In Season 6, the couple decides to renew their vows. The idea came up during a dinner date, where Doug is inspired to declare his love to his wife. Carrie is touched by this and suggests that they should renew their vows. However, the couple's initial enthusiasm for renewing their vows quickly dwindles. Planning the wedding becomes much more troublesome than they expected. Through mutual agreement, they call off the wedding and let their friends and relatives know of the cancellation; Doug's mother worries about problems in her son's marriage. Doug and Carrie's frustrations grow as rumours of their marriage complications spread. Ultimately, they decide that the ceremony will go ahead, and despite further issues (finding it difficult to get a chimp to serve as Doug's best man), Doug and Carrie renew their wedding vows.

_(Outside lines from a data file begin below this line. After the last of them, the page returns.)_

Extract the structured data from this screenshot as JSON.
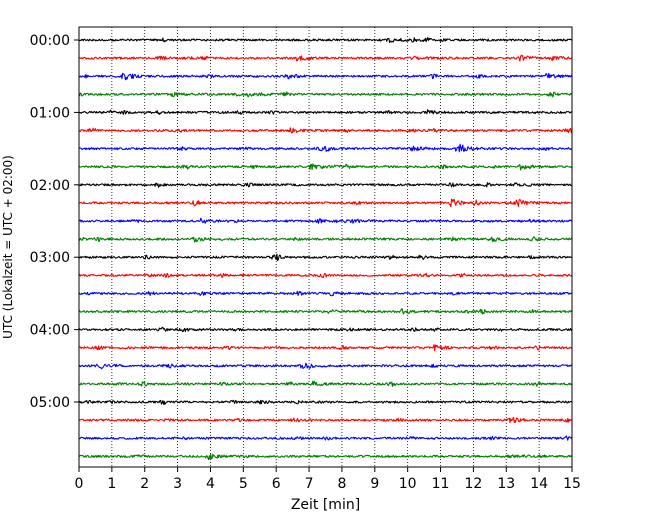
{
  "chart_data": {
    "type": "line",
    "subtype": "helicorder-seismogram",
    "title": "",
    "xlabel": "Zeit  [min]",
    "ylabel": "UTC (Lokalzeit = UTC + 02:00)",
    "xlim": [
      0,
      15
    ],
    "x_ticks": [
      "0",
      "1",
      "2",
      "3",
      "4",
      "5",
      "6",
      "7",
      "8",
      "9",
      "10",
      "11",
      "12",
      "13",
      "14",
      "15"
    ],
    "y_ticks": [
      "00:00",
      "01:00",
      "02:00",
      "03:00",
      "04:00",
      "05:00"
    ],
    "y_tick_rows": [
      0,
      4,
      8,
      12,
      16,
      20
    ],
    "traces_per_hour": 4,
    "trace_count": 24,
    "trace_minutes": 15,
    "trace_colors": [
      "#000000",
      "#ff0000",
      "#0000ff",
      "#008000"
    ],
    "grid": "vertical dotted lines at each minute",
    "events": [
      {
        "row": 1,
        "minute": 6.6,
        "amp": 1.0
      },
      {
        "row": 1,
        "minute": 13.4,
        "amp": 0.9
      },
      {
        "row": 1,
        "minute": 14.3,
        "amp": 0.9
      },
      {
        "row": 2,
        "minute": 1.3,
        "amp": 0.9
      },
      {
        "row": 2,
        "minute": 6.3,
        "amp": 0.7
      },
      {
        "row": 2,
        "minute": 14.2,
        "amp": 0.8
      },
      {
        "row": 3,
        "minute": 2.8,
        "amp": 0.6
      },
      {
        "row": 3,
        "minute": 5.1,
        "amp": 0.6
      },
      {
        "row": 4,
        "minute": 10.6,
        "amp": 0.6
      },
      {
        "row": 5,
        "minute": 6.4,
        "amp": 0.6
      },
      {
        "row": 6,
        "minute": 11.5,
        "amp": 1.8
      },
      {
        "row": 6,
        "minute": 10.1,
        "amp": 0.7
      },
      {
        "row": 7,
        "minute": 7.0,
        "amp": 0.9
      },
      {
        "row": 7,
        "minute": 13.4,
        "amp": 0.9
      },
      {
        "row": 9,
        "minute": 11.3,
        "amp": 1.2
      },
      {
        "row": 9,
        "minute": 13.3,
        "amp": 1.1
      },
      {
        "row": 10,
        "minute": 3.7,
        "amp": 0.7
      },
      {
        "row": 10,
        "minute": 8.3,
        "amp": 0.6
      },
      {
        "row": 11,
        "minute": 3.5,
        "amp": 0.8
      },
      {
        "row": 11,
        "minute": 12.5,
        "amp": 0.7
      },
      {
        "row": 15,
        "minute": 9.8,
        "amp": 0.9
      },
      {
        "row": 16,
        "minute": 8.0,
        "amp": 0.6
      },
      {
        "row": 17,
        "minute": 10.8,
        "amp": 0.7
      },
      {
        "row": 18,
        "minute": 6.8,
        "amp": 0.9
      },
      {
        "row": 19,
        "minute": 7.1,
        "amp": 0.6
      },
      {
        "row": 20,
        "minute": 5.4,
        "amp": 0.6
      },
      {
        "row": 21,
        "minute": 13.1,
        "amp": 1.0
      },
      {
        "row": 23,
        "minute": 3.9,
        "amp": 0.9
      }
    ]
  }
}
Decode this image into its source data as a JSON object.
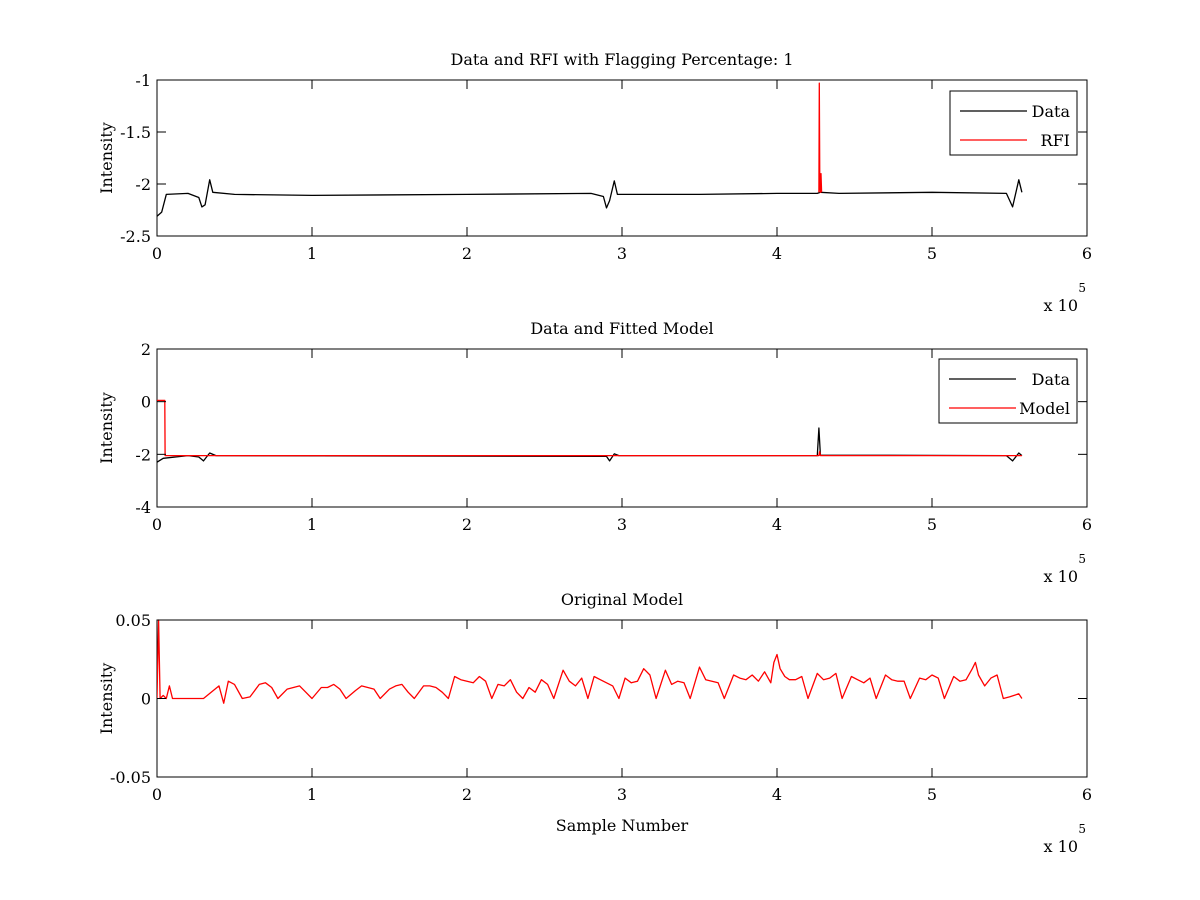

At the end of the series, Doug and Carrie adopt a baby girl from China. On the same day, Carrie realizes that she is pregnant.

==Friends==
Doug's best friend is fellow IPS driver Deacon Palmer (Victor Williams), who is married to Kelly (Merrin Dungey), Carrie's best friend. His other friends include his lifelong friend and subway booth worker Spence Olchin (Patton Oswalt), a firefighter named Richie Ianucchi (Larry Romano), his cousin Danny (Gary Valentine), dog walker Holly (Nicole Sullivan), and next-door neighbor and bodybuilder Lou Ferrigno (playing himself). Another friend of Doug's, Ray Barone (Ray Romano), appears as a guest on several episodes of the show; Doug has also appeared on several episodes of Romano's show, Everybody Loves Raymond, as well as other New York-based CBS shows such as Cosby and Becker.

==After King of Queens==
In 2016, Doug resurfaced in several television spots for a new CBS sitcom starring Kevin James called Kevin Can Wait. In these ads, he meets up with James and they have a short banter about the upcoming sitcom. In one ad, he suggests portraying a next-door neighbor to James' new character. In another, while watching television and bringing up the fact that King of Queens is currently in reruns, he tempts James (who is about to eat a plate of carrot sticks) with a large bucket of fried chicken, which the actor eats.